Годы шли, клубились события. Пропажа была забыта и матерью, и мной. И вдруг — эта находка! Это было так странно, так неожиданно, что я даже не обрадовался. Удивление было сильнее радости. Где все эти годы таилась эта печать? Через чьи руки она прошла? Почему она очутилась на булыжнике именно сегодня? Быть может, Бог узнал, что меня прогнали с работы, и решил сделать мне утешительный подарок?.. Странная компенсация... Мать, когда я вручил ей эту печать, тоже была скорее озадачена, нежели обрадована.
Биржевой день
Шло лето 1931 года. За спиной у меня было семь классов, — первая ступень школы. Надо было выбирать путь в своё будущее. И я, после недолгого раздумья, решил, что вторую ступень, то есть восьмой и девятый классы, кончать мне не нужно, что осенью я пойду учиться в фабзавуч, — стану фабзайцем, как тогда в шутку именовали учащихся ФЗУ. Когда я поведал матери об этом своём скоропалительном, но твёрдом решении, она была весьма огорчена. Чтобы утешить её, я принялся доказывать ей, что если я даже и окончу, с грехом пополам, девятилетку, то на экзамене в ВУЗ всё равно провалюсь, ведь я очень слаб в математике. Из-за математики этой окаянной меня ни в какой ВУЗ не впустят, даже в самый гуманитарный.
Конечно, дело тут было не только в математике. На моё решение повлиял целый сплав причин. Кроме арифметическо-математически-алгебраического страха, был тайный страх, что меня не примут в ВУЗ из-за моего дворянского происхождения. И при том, честно говоря, я тогда не представлял себе, кем я могу быть. Ну, предположим, благополучно окончу девятый класс, — но в какой ВУЗ держать мне экзамен? А ФЗУ — это дело ясное. Я стану рабочим, мастером. Быть рабочим, пролетарием тогда было почётно, куда почётнее чем ныне. И почёт нисходил не с бюрократических вершин, — нет! Уважением к промышленному труду была пронизана вся тогдашняя действительность. И хоть был я легкомысленным парнем, трепачом изрядным, но романтика технического труда владела в те годы и моей душой. А ещё ФЗУ меня тем прельщало, что там я сразу начну получать стипендию, — и вроде бы стану человеком самостоятельным.
Как ни странно, но из памяти моей выпали все предварительные хлопоты, связанные с поступлением в фабзавуч.
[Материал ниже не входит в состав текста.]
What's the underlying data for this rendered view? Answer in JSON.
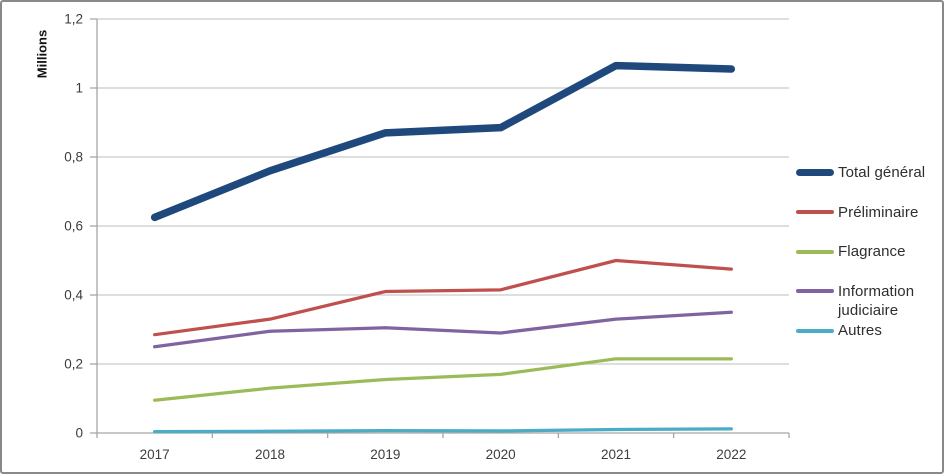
{
  "chart_data": {
    "type": "line",
    "title": "",
    "ylabel": "Millions",
    "xlabel": "",
    "categories": [
      "2017",
      "2018",
      "2019",
      "2020",
      "2021",
      "2022"
    ],
    "ylim": [
      0,
      1.2
    ],
    "ytick_values": [
      0,
      0.2,
      0.4,
      0.6,
      0.8,
      1,
      1.2
    ],
    "ytick_labels": [
      "0",
      "0,2",
      "0,4",
      "0,6",
      "0,8",
      "1",
      "1,2"
    ],
    "grid": true,
    "legend_position": "right",
    "colors": {
      "gridline": "#c9c9c9",
      "axis": "#a6a6a6",
      "tick_text": "#3d3d3d"
    },
    "series": [
      {
        "name": "Total général",
        "color": "#1F497D",
        "line_width": 7.5,
        "values": [
          0.625,
          0.76,
          0.87,
          0.885,
          1.065,
          1.055
        ]
      },
      {
        "name": "Préliminaire",
        "color": "#C0504D",
        "line_width": 3.25,
        "values": [
          0.285,
          0.33,
          0.41,
          0.415,
          0.5,
          0.475
        ]
      },
      {
        "name": "Flagrance",
        "color": "#9BBB59",
        "line_width": 3.25,
        "values": [
          0.095,
          0.13,
          0.155,
          0.17,
          0.215,
          0.215
        ]
      },
      {
        "name": "Information judiciaire",
        "color": "#8064A2",
        "line_width": 3.25,
        "values": [
          0.25,
          0.295,
          0.305,
          0.29,
          0.33,
          0.35
        ]
      },
      {
        "name": "Autres",
        "color": "#4BACC6",
        "line_width": 3.25,
        "values": [
          0.004,
          0.005,
          0.007,
          0.006,
          0.01,
          0.012
        ]
      }
    ]
  }
}
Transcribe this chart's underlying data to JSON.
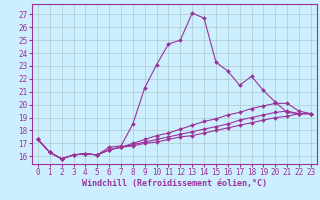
{
  "xlabel": "Windchill (Refroidissement éolien,°C)",
  "background_color": "#cceeff",
  "grid_color": "#aacccc",
  "line_color": "#993399",
  "spine_color": "#993399",
  "x_ticks": [
    0,
    1,
    2,
    3,
    4,
    5,
    6,
    7,
    8,
    9,
    10,
    11,
    12,
    13,
    14,
    15,
    16,
    17,
    18,
    19,
    20,
    21,
    22,
    23
  ],
  "y_ticks": [
    16,
    17,
    18,
    19,
    20,
    21,
    22,
    23,
    24,
    25,
    26,
    27
  ],
  "xlim": [
    -0.5,
    23.5
  ],
  "ylim": [
    15.4,
    27.8
  ],
  "lines": [
    {
      "x": [
        0,
        1,
        2,
        3,
        4,
        5,
        6,
        7,
        8,
        9,
        10,
        11,
        12,
        13,
        14,
        15,
        16,
        17,
        18,
        19,
        20,
        21,
        22,
        23
      ],
      "y": [
        17.3,
        16.3,
        15.8,
        16.1,
        16.2,
        16.1,
        16.7,
        16.8,
        18.5,
        21.3,
        23.1,
        24.7,
        25.0,
        27.1,
        26.7,
        23.3,
        22.6,
        21.5,
        22.2,
        21.1,
        20.2,
        19.4,
        19.3,
        19.3
      ]
    },
    {
      "x": [
        0,
        1,
        2,
        3,
        4,
        5,
        6,
        7,
        8,
        9,
        10,
        11,
        12,
        13,
        14,
        15,
        16,
        17,
        18,
        19,
        20,
        21,
        22,
        23
      ],
      "y": [
        17.3,
        16.3,
        15.8,
        16.1,
        16.2,
        16.1,
        16.5,
        16.7,
        17.0,
        17.3,
        17.6,
        17.8,
        18.1,
        18.4,
        18.7,
        18.9,
        19.2,
        19.4,
        19.7,
        19.9,
        20.1,
        20.1,
        19.5,
        19.3
      ]
    },
    {
      "x": [
        0,
        1,
        2,
        3,
        4,
        5,
        6,
        7,
        8,
        9,
        10,
        11,
        12,
        13,
        14,
        15,
        16,
        17,
        18,
        19,
        20,
        21,
        22,
        23
      ],
      "y": [
        17.3,
        16.3,
        15.8,
        16.1,
        16.2,
        16.1,
        16.5,
        16.7,
        16.9,
        17.1,
        17.3,
        17.5,
        17.7,
        17.9,
        18.1,
        18.3,
        18.5,
        18.8,
        19.0,
        19.2,
        19.4,
        19.5,
        19.3,
        19.3
      ]
    },
    {
      "x": [
        0,
        1,
        2,
        3,
        4,
        5,
        6,
        7,
        8,
        9,
        10,
        11,
        12,
        13,
        14,
        15,
        16,
        17,
        18,
        19,
        20,
        21,
        22,
        23
      ],
      "y": [
        17.3,
        16.3,
        15.8,
        16.1,
        16.2,
        16.1,
        16.5,
        16.7,
        16.8,
        17.0,
        17.1,
        17.3,
        17.5,
        17.6,
        17.8,
        18.0,
        18.2,
        18.4,
        18.6,
        18.8,
        19.0,
        19.1,
        19.3,
        19.3
      ]
    }
  ],
  "tick_fontsize": 5.5,
  "xlabel_fontsize": 6.0,
  "marker": "D",
  "marker_size": 2.0,
  "linewidth": 0.8
}
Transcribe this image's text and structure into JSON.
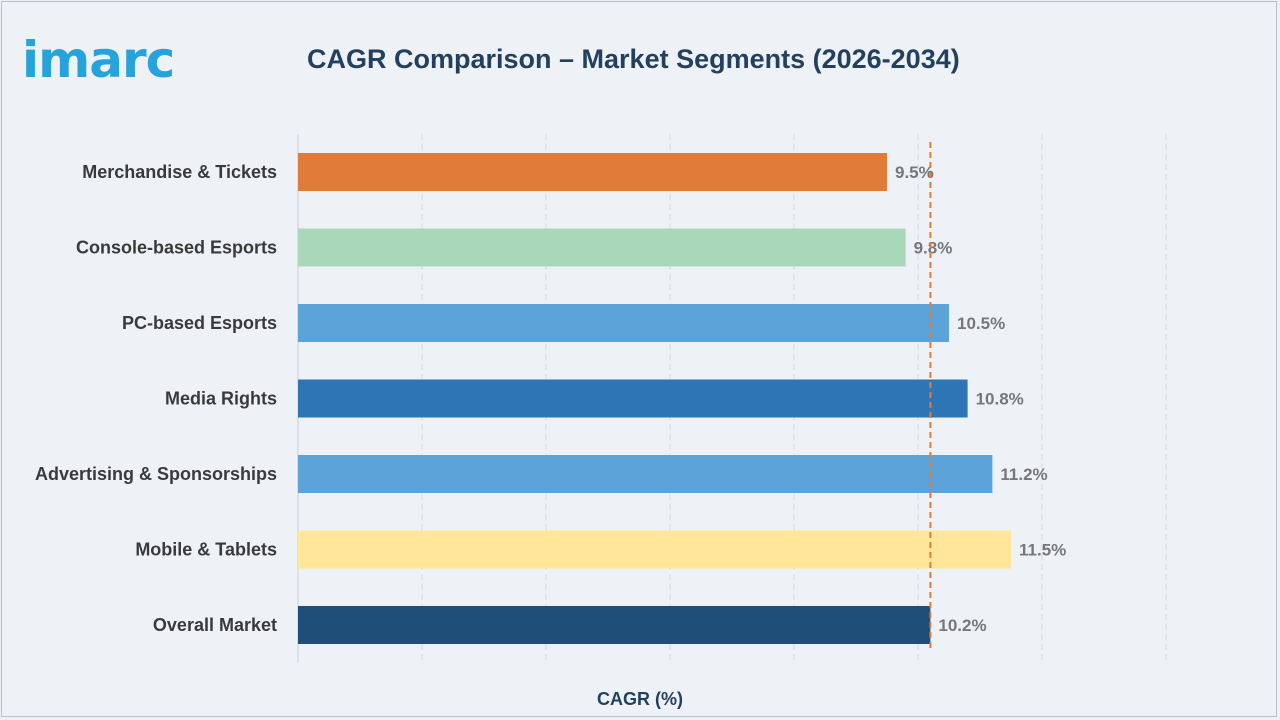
{
  "logo_text": "imarc",
  "chart_data": {
    "type": "bar",
    "orientation": "horizontal",
    "title": "CAGR Comparison – Market Segments (2026-2034)",
    "xlabel": "CAGR (%)",
    "ylabel": "",
    "categories": [
      "Merchandise & Tickets",
      "Console-based Esports",
      "PC-based Esports",
      "Media Rights",
      "Advertising & Sponsorships",
      "Mobile & Tablets",
      "Overall Market"
    ],
    "values": [
      9.5,
      9.8,
      10.5,
      10.8,
      11.2,
      11.5,
      10.2
    ],
    "value_labels": [
      "9.5%",
      "9.8%",
      "10.5%",
      "10.8%",
      "11.2%",
      "11.5%",
      "10.2%"
    ],
    "colors": [
      "#e17b3a",
      "#a9d8b9",
      "#5ba3d8",
      "#2e75b6",
      "#5ba3d8",
      "#ffe699",
      "#1f4e79"
    ],
    "reference_line": {
      "value": 10.2,
      "color": "#e17b3a",
      "style": "dashed"
    },
    "xlim": [
      0,
      14
    ],
    "grid": true,
    "legend": "none"
  }
}
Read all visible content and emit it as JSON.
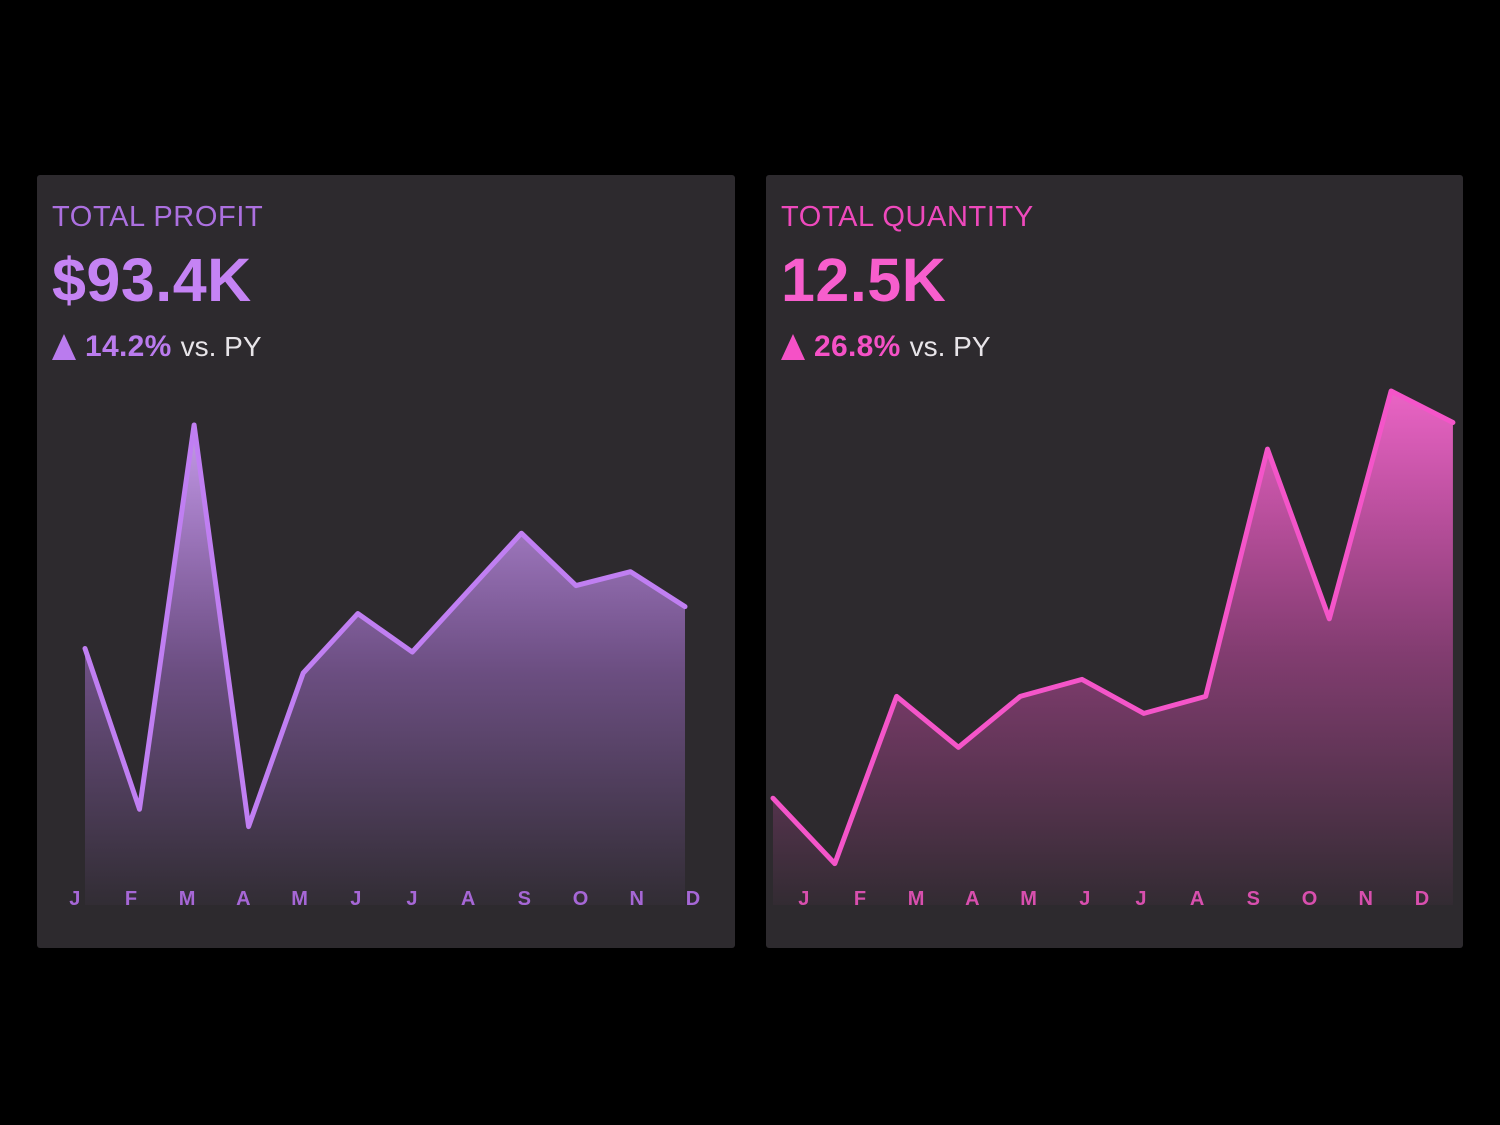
{
  "page": {
    "background": "#000000",
    "card_background": "#2d2a2e"
  },
  "cards": [
    {
      "title": "TOTAL PROFIT",
      "value": "$93.4K",
      "delta": {
        "direction": "up",
        "pct": "14.2%",
        "suffix": "vs. PY"
      },
      "colors": {
        "title": "#ac70e0",
        "value": "#c583f4",
        "delta": "#ba7bee",
        "suffix": "#e8e5e9",
        "line": "#c07ff2",
        "fill_top": "#cda2f2",
        "labels": "#a667d6"
      }
    },
    {
      "title": "TOTAL QUANTITY",
      "value": "12.5K",
      "delta": {
        "direction": "up",
        "pct": "26.8%",
        "suffix": "vs. PY"
      },
      "colors": {
        "title": "#ee49bc",
        "value": "#f75ecd",
        "delta": "#f551c6",
        "suffix": "#e8e5e9",
        "line": "#f455c9",
        "fill_top": "#f467cd",
        "labels": "#d84fae"
      }
    }
  ],
  "chart_data": [
    {
      "type": "area",
      "title": "Total Profit by month",
      "categories": [
        "J",
        "F",
        "M",
        "A",
        "M",
        "J",
        "J",
        "A",
        "S",
        "O",
        "N",
        "D"
      ],
      "values": [
        7.2,
        2.6,
        13.6,
        2.1,
        6.5,
        8.2,
        7.1,
        8.8,
        10.5,
        9.0,
        9.4,
        8.4
      ],
      "unit": "USD thousands (estimated from sparkline; annual total $93.4K)",
      "xlabel": "",
      "ylabel": "",
      "ylim": [
        0,
        14
      ],
      "grid": false,
      "legend": "none",
      "axes_hidden": true,
      "area_gradient": true
    },
    {
      "type": "area",
      "title": "Total Quantity by month",
      "categories": [
        "J",
        "F",
        "M",
        "A",
        "M",
        "J",
        "J",
        "A",
        "S",
        "O",
        "N",
        "D"
      ],
      "values": [
        0.42,
        0.15,
        0.84,
        0.63,
        0.84,
        0.91,
        0.77,
        0.84,
        1.86,
        1.16,
        2.1,
        1.97
      ],
      "unit": "thousands of units (estimated from sparkline; annual total 12.5K)",
      "xlabel": "",
      "ylabel": "",
      "ylim": [
        0,
        2.2
      ],
      "grid": false,
      "legend": "none",
      "axes_hidden": true,
      "area_gradient": true
    }
  ]
}
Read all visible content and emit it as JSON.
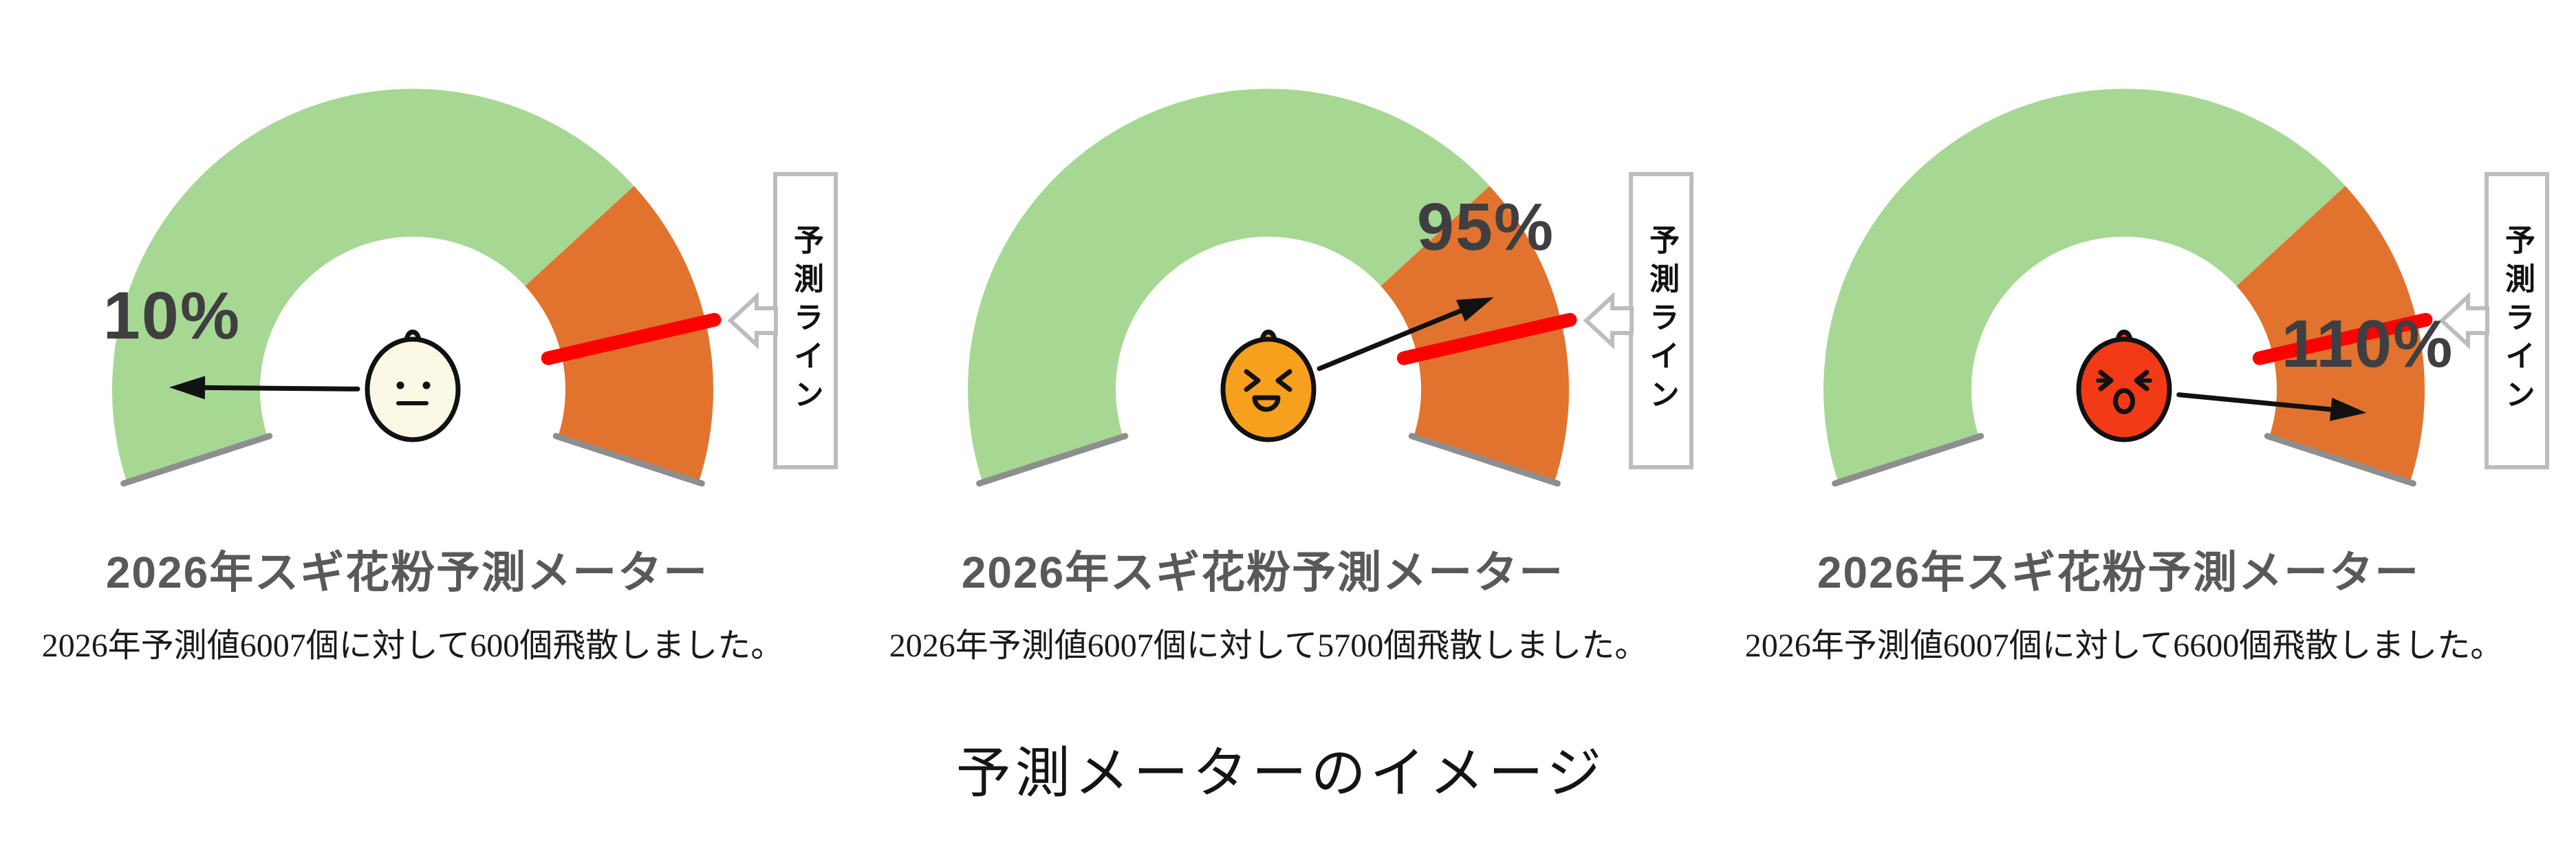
{
  "labels": {
    "forecast_line": "予測ライン",
    "bottom_caption": "予測メーターのイメージ"
  },
  "colors": {
    "green_zone": "#A6D893",
    "orange_zone": "#E1732E",
    "forecast_line_red": "#FF0000",
    "edge_gray": "#8E8E90",
    "box_border_gray": "#BBBDBF",
    "needle_black": "#111111",
    "title_gray": "#59595B",
    "percent_gray": "#3F3F41",
    "face_neutral": "#FBF9E6",
    "face_strained": "#F6A01E",
    "face_alert": "#F23A17"
  },
  "gauges": [
    {
      "percent": 10,
      "percent_label": "10%",
      "title": "2026年スギ花粉予測メーター",
      "caption": "2026年予測値6007個に対して600個飛散しました。",
      "face": "neutral"
    },
    {
      "percent": 95,
      "percent_label": "95%",
      "title": "2026年スギ花粉予測メーター",
      "caption": "2026年予測値6007個に対して5700個飛散しました。",
      "face": "strained"
    },
    {
      "percent": 110,
      "percent_label": "110%",
      "title": "2026年スギ花粉予測メーター",
      "caption": "2026年予測値6007個に対して6600個飛散しました。",
      "face": "alert"
    }
  ],
  "chart_data": {
    "type": "gauge",
    "title": "予測メーターのイメージ",
    "year": 2026,
    "forecast_total": 6007,
    "gauge_scale": {
      "start_pct": 0,
      "forecast_line_pct": 100,
      "max_pct": 117,
      "start_angle_deg": 198,
      "forecast_line_angle_deg": 13,
      "end_angle_deg": -18,
      "green_zone_pct": [
        0,
        84
      ],
      "orange_zone_pct": [
        84,
        117
      ]
    },
    "meters": [
      {
        "label": "2026年スギ花粉予測メーター",
        "percent": 10,
        "dispersed": 600,
        "face": "neutral"
      },
      {
        "label": "2026年スギ花粉予測メーター",
        "percent": 95,
        "dispersed": 5700,
        "face": "strained"
      },
      {
        "label": "2026年スギ花粉予測メーター",
        "percent": 110,
        "dispersed": 6600,
        "face": "alert"
      }
    ],
    "legend": "red line = 予測ライン (forecast line, 100% of forecast value 6007)"
  }
}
Но помню, что выбор места учёбы зависел не от меня, а от Её Величества Биржи Труда, которая находилась на Кронверкском (ныне имени Максима Горького) проспекте, рядом с Сытным рынком. И никогда не забыть мне того дня (мысленно я именую его Биржевым днём), когда в первом этаже этого массивного здания, в небольшом зальце с огромным окном, подошёл я к деревянной, окрашенной в зелёный цвет перегородке. В ней было окошечко, и за ним сидела молодая женщина с родинкой над правым глазом. Она вручила мне зеленоватую бумажку — направление в Учебно-химический комбинат имени Менделеева; такое громкое наименование носил фабзавуч, где мне предстояло учиться.